The problem becomes more widespread when developing a large number of services. For example, I want to do a standard deployment for Kubernetes with standart healthchecks for all services in company.

k8s deployment fragment:

...
readinessProbe:
      httpGet:
        path: /health?plugin=http&plugin=grpc
        port: 2114
      initialDelaySeconds: 5
      periodSeconds: 10
    livenessProbe:
      httpGet:
        path: /health?plugin=http&plugin=grpc
        port: 2114
      initialDelaySeconds: 15
      periodSeconds: 20
...

Different services may have different sets of plugins and different addresses for health checks. It is possible that some of the services will not have an HTTP plugin at all.

The need to explicitly specify the list of plugins in the parameters makes it impossible to standardize such checks. You will have to manually control this list, which will inevitably lead to "forgotten" plugins and unreliable health information.

Proposal:

Define the concept of "application server is healthy". Make a single source for determining the health of the entire application server.

For example: request /health without parameters will be successful if all enabled plugins are healthy. The list of enabled plugins can be easily calculated in a future version of RR (see [🧹 CHORE]: RoadRunner v2025 thoughts "Add enabled=true/false to the plugins' configuration").

Now that request returns HTTP 400 Bad Request error: "No plugins provided in query. Query should be in form of: health?plugin=plugin1&plugin=plugin2". Backward compatibility will not be broken since it is not possible to use this method without parameters.
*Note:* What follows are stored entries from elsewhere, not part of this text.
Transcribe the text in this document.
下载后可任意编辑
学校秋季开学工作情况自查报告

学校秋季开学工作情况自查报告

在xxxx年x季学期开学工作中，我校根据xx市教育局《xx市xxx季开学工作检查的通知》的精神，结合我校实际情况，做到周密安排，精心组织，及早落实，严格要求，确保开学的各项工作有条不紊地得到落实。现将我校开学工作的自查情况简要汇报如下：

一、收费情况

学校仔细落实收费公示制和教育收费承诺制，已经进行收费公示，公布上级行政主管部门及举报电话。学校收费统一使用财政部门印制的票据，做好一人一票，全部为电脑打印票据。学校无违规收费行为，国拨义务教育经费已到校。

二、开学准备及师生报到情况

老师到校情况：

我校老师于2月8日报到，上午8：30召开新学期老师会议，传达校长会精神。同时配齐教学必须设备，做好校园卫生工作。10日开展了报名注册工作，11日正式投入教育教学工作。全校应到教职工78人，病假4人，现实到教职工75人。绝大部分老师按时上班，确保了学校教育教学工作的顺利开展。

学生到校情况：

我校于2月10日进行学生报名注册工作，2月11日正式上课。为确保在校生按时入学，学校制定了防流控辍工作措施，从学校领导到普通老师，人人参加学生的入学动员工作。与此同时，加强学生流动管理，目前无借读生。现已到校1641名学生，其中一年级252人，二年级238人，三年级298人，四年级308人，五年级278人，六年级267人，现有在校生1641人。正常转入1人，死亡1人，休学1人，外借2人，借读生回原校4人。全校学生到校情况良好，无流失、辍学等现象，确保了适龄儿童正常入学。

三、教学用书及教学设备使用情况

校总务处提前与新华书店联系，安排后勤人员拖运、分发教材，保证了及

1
Single source of healthcheck will:

provide a single and reliable source of information
simplify and standardize deployments

...
readinessProbe:
      httpGet:
        path: /health
        port: 2114
      initialDelaySeconds: 5
      periodSeconds: 10
    livenessProbe:
      httpGet:
        path: /health
        port: 2114
      initialDelaySeconds: 15
      periodSeconds: 20
...

allow the use of a new k8s gRPC liveness probe.

Answer 1 · 2024-09-03T09:40:07.000Z

Yeah, good suggestion!

Answer 2 · 2024-09-03T10:07:43.000Z

it will be great to have that option

Answer 3 · 2024-09-03T11:46:41.000Z

This improvement will save me from headaches)

Answer 4 · 2024-09-05T17:01:57.000Z

Hey @Kaspiman 👋
I understand what's happening here, however, /health endpoint is a common practice.
RR internal mechanism to deduce active plugins work w/o enable=true/false configuration option; thus it'd be easy to get all plugins implementing health checks.

I'll also update the output of the endpoint in case of failure (non-healthy plugin(s)) to be in JSON form to be easily parsed, instead of just text representation. Smt like this:

{
    [
        "<plugin_name>": {
        "status": 200,
        "error (in case of non-200 status)" : "error message" 
        }
    ]
}

It would be implemented in the v2024.3.0. Thanks, everyone who voted 👍

Answer 5 · 2024-09-05T17:41:25.000Z

Thanks, nice to hear!